Picasso’s Guernica Revisited

2020A Powerful Depiction of the Inhumanity of War Captured on a Child’s Toy

I was born and raised in New York City. And although I’ve spent much of my life in Colorado, I have always kept the city I loved close to my heart.

On September 11, 2001, I felt my New York roots as never before. As a kid, I watched the World Trade Center being built, and I had been in those towers numerous times. Seeing them collapse devastated me. Like so many of us, I grappled with many intense emotions. And because I am a visual artist, I wanted to tangibly express these complex feelings.

I have loved Pablo Picasso’s Guernica since I first saw it in the Museum of Modern Art as an art student. In my view, no other painting has captured the utter terror humans can inflict on one another. No other imagery expresses the savagery and sheer panic of such a senseless attack. Guernica became a focal point for me as the tragic events of 9/11 unfolded. I couldn’t stop thinking about it.

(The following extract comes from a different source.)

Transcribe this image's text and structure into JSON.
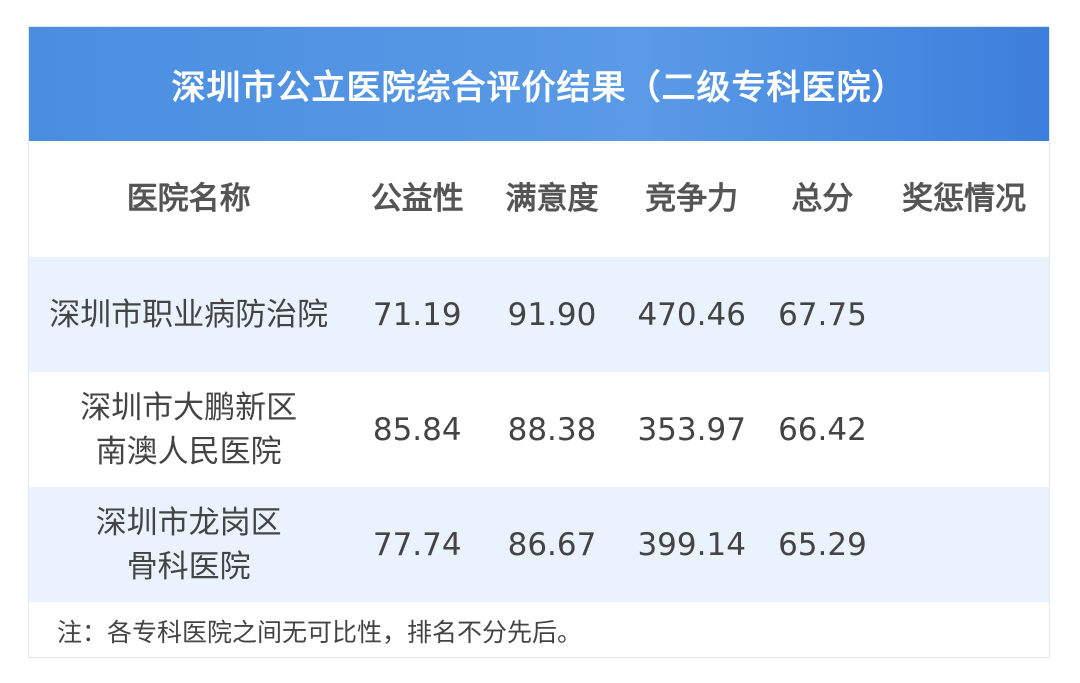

The city of Guernica was the ancient capital of the Basques, which was bombed during the Spanish Civil War by Nazi warplanes (with the support of Franco) on April 26, 1937. It was a market day and the center of town was packed with people — mostly women and children, as the men were off fighting the war. At 4:30 p.m. the first bombs fell on the city’s main square. By the time the planes left, Guernica was in ruins. Over 1,600 people were killed and hundreds more wounded. It was “terror from the sky” and like nothing anyone had experienced before.

In Picasso’s Guernica, this sudden and senseless killing is presented in clearly outlined, agonizing shapes rendered in grey, black, and white. An overall sense of the brokenness of things permeates it. The shrieking head of the woman on the left, her dead baby in her arms, expresses unspeakable grief and helplessness. The figure on the right is engulfed by flames from above and below — eerily foreshadowing the fate of many in the World Trade Center towers. A wounded horse screams in agony as the central motif. Panic and fear are everywhere.

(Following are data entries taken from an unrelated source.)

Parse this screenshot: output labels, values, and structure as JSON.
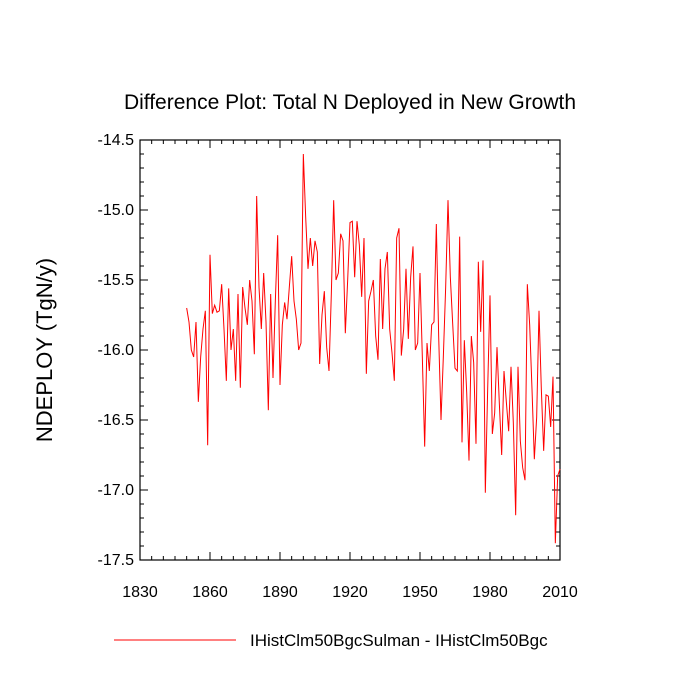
{
  "chart_data": {
    "type": "line",
    "title": "Difference Plot: Total N Deployed in New Growth",
    "xlabel": "",
    "ylabel": "NDEPLOY  (TgN/y)",
    "xlim": [
      1830,
      2010
    ],
    "ylim": [
      -17.5,
      -14.5
    ],
    "x_ticks": [
      1830,
      1860,
      1890,
      1920,
      1950,
      1980,
      2010
    ],
    "x_tick_labels": [
      "1830",
      "1860",
      "1890",
      "1920",
      "1950",
      "1980",
      "2010"
    ],
    "y_ticks": [
      -14.5,
      -15.0,
      -15.5,
      -16.0,
      -16.5,
      -17.0,
      -17.5
    ],
    "y_tick_labels": [
      "-14.5",
      "-15.0",
      "-15.5",
      "-16.0",
      "-16.5",
      "-17.0",
      "-17.5"
    ],
    "grid": false,
    "legend_position": "bottom",
    "series": [
      {
        "name": "IHistClm50BgcSulman - IHistClm50Bgc",
        "color": "#ff0000",
        "x": [
          1850,
          1851,
          1852,
          1853,
          1854,
          1855,
          1856,
          1857,
          1858,
          1859,
          1860,
          1861,
          1862,
          1863,
          1864,
          1865,
          1866,
          1867,
          1868,
          1869,
          1870,
          1871,
          1872,
          1873,
          1874,
          1875,
          1876,
          1877,
          1878,
          1879,
          1880,
          1881,
          1882,
          1883,
          1884,
          1885,
          1886,
          1887,
          1888,
          1889,
          1890,
          1891,
          1892,
          1893,
          1894,
          1895,
          1896,
          1897,
          1898,
          1899,
          1900,
          1901,
          1902,
          1903,
          1904,
          1905,
          1906,
          1907,
          1908,
          1909,
          1910,
          1911,
          1912,
          1913,
          1914,
          1915,
          1916,
          1917,
          1918,
          1919,
          1920,
          1921,
          1922,
          1923,
          1924,
          1925,
          1926,
          1927,
          1928,
          1929,
          1930,
          1931,
          1932,
          1933,
          1934,
          1935,
          1936,
          1937,
          1938,
          1939,
          1940,
          1941,
          1942,
          1943,
          1944,
          1945,
          1946,
          1947,
          1948,
          1949,
          1950,
          1951,
          1952,
          1953,
          1954,
          1955,
          1956,
          1957,
          1958,
          1959,
          1960,
          1961,
          1962,
          1963,
          1964,
          1965,
          1966,
          1967,
          1968,
          1969,
          1970,
          1971,
          1972,
          1973,
          1974,
          1975,
          1976,
          1977,
          1978,
          1979,
          1980,
          1981,
          1982,
          1983,
          1984,
          1985,
          1986,
          1987,
          1988,
          1989,
          1990,
          1991,
          1992,
          1993,
          1994,
          1995,
          1996,
          1997,
          1998,
          1999,
          2000,
          2001,
          2002,
          2003,
          2004,
          2005,
          2006,
          2007,
          2008,
          2009,
          2010
        ],
        "values": [
          -15.7,
          -15.8,
          -16.0,
          -16.05,
          -15.8,
          -16.37,
          -16.05,
          -15.85,
          -15.72,
          -16.68,
          -15.32,
          -15.74,
          -15.68,
          -15.73,
          -15.72,
          -15.53,
          -15.85,
          -16.22,
          -15.56,
          -16.0,
          -15.85,
          -16.22,
          -15.6,
          -16.27,
          -15.55,
          -15.7,
          -15.82,
          -15.5,
          -15.65,
          -16.03,
          -14.9,
          -15.55,
          -15.85,
          -15.45,
          -15.8,
          -16.43,
          -15.6,
          -16.2,
          -15.65,
          -15.18,
          -16.25,
          -15.82,
          -15.66,
          -15.78,
          -15.55,
          -15.33,
          -15.65,
          -15.78,
          -16.0,
          -15.95,
          -14.6,
          -15.05,
          -15.42,
          -15.2,
          -15.4,
          -15.22,
          -15.3,
          -16.1,
          -15.75,
          -15.58,
          -15.98,
          -16.15,
          -15.6,
          -14.93,
          -15.5,
          -15.45,
          -15.17,
          -15.22,
          -15.88,
          -15.5,
          -15.09,
          -15.08,
          -15.48,
          -15.08,
          -15.25,
          -15.62,
          -15.2,
          -16.17,
          -15.65,
          -15.58,
          -15.5,
          -15.9,
          -16.07,
          -15.35,
          -15.85,
          -15.42,
          -15.3,
          -15.85,
          -16.02,
          -16.22,
          -15.2,
          -15.13,
          -16.04,
          -15.85,
          -15.42,
          -15.92,
          -15.48,
          -15.26,
          -16.0,
          -15.95,
          -15.45,
          -16.05,
          -16.69,
          -15.95,
          -16.15,
          -15.82,
          -15.8,
          -15.1,
          -15.9,
          -16.5,
          -16.05,
          -15.55,
          -14.93,
          -15.48,
          -15.81,
          -16.13,
          -16.15,
          -15.19,
          -16.66,
          -15.93,
          -16.3,
          -16.79,
          -15.9,
          -16.09,
          -16.67,
          -15.37,
          -15.87,
          -15.36,
          -17.02,
          -16.28,
          -15.61,
          -16.6,
          -16.45,
          -15.98,
          -16.38,
          -16.75,
          -16.15,
          -16.37,
          -16.58,
          -16.12,
          -16.52,
          -17.18,
          -16.12,
          -16.65,
          -16.84,
          -16.93,
          -15.53,
          -15.82,
          -16.28,
          -16.78,
          -16.48,
          -15.72,
          -16.28,
          -16.72,
          -16.32,
          -16.33,
          -16.55,
          -16.19,
          -17.38,
          -16.9,
          -16.85
        ]
      }
    ]
  }
}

Guernica is a masterwork, and any attempt to recreate it as a painting would be pointless. But the idea of doing it on the Etch A Sketch tantalized me. One of the primary challenges of any artist is to help us see the world in a fresh and new way. Guernica is well known for being among Picasso’s greatest works — and recreating it in this unusual medium would present these images in an unexpected way and expose them to a new audience.

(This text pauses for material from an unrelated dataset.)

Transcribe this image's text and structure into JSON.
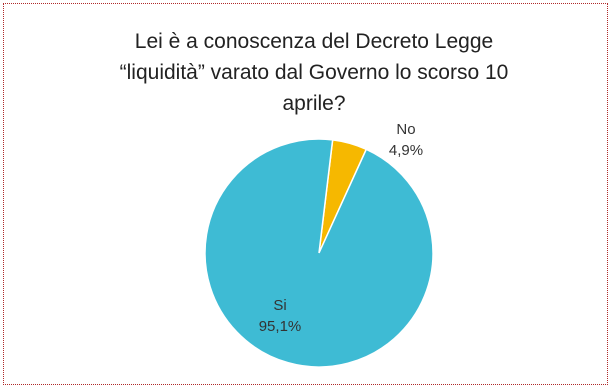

My previous work on the Etch A Sketch goes back to my college days at the School of Visual Arts in New York (I never had one as a kid). The Etch A Sketch is a quintessential American art form, in which the medium truly is the message. I have created works that you wouldn’t expect to see on it, like reproductions of Renaissance masterpieces. The result is a totally familiar subject, flavored by an element of disbelief. Presenting Guernica in this way lends itself to this concept — it is disconcerting to see an act of heinous inhumanity depicted on a child’s toy. I think Pablo would approve.

Creating Guernica on the Etch A Sketch was a serious challenge. (The only thing about the medium that lent itself to the original painting is that it’s in black and white.) The painting is 11 feet tall and over 25 feet wide; the Etch A Sketch is 8 inches tall and 10 inches wide. Over the course of nearly ten years, I experimented with different approaches and settled on a triptych. I didn’t want to break it apart with three separate Etch A Sketches, so I created a “smashed” three-panel single piece. This kept it more unified, but it was still necessary to rearrange the images slightly to fit them into three separate screens. I was conscious to maintain the balance and flow that Picasso had originally achieved. With the Etch A Sketch the line weight doesn’t change, so darker and lighter tones are achieved like the classic etchings of old — spacing the lines closer together or farther apart.

As a final point in the piece, I chose to add a single reference to the September 11th attacks. In the painting, a soldier lies on the ground with a broken sword, out of which a flower blooms. On the far right panel I added a broken axe head where the rest of the sword could have been. The sword is now a fire axe. This small addition is a tribute to the firefighters who lost their lives in the World Trade Center that day.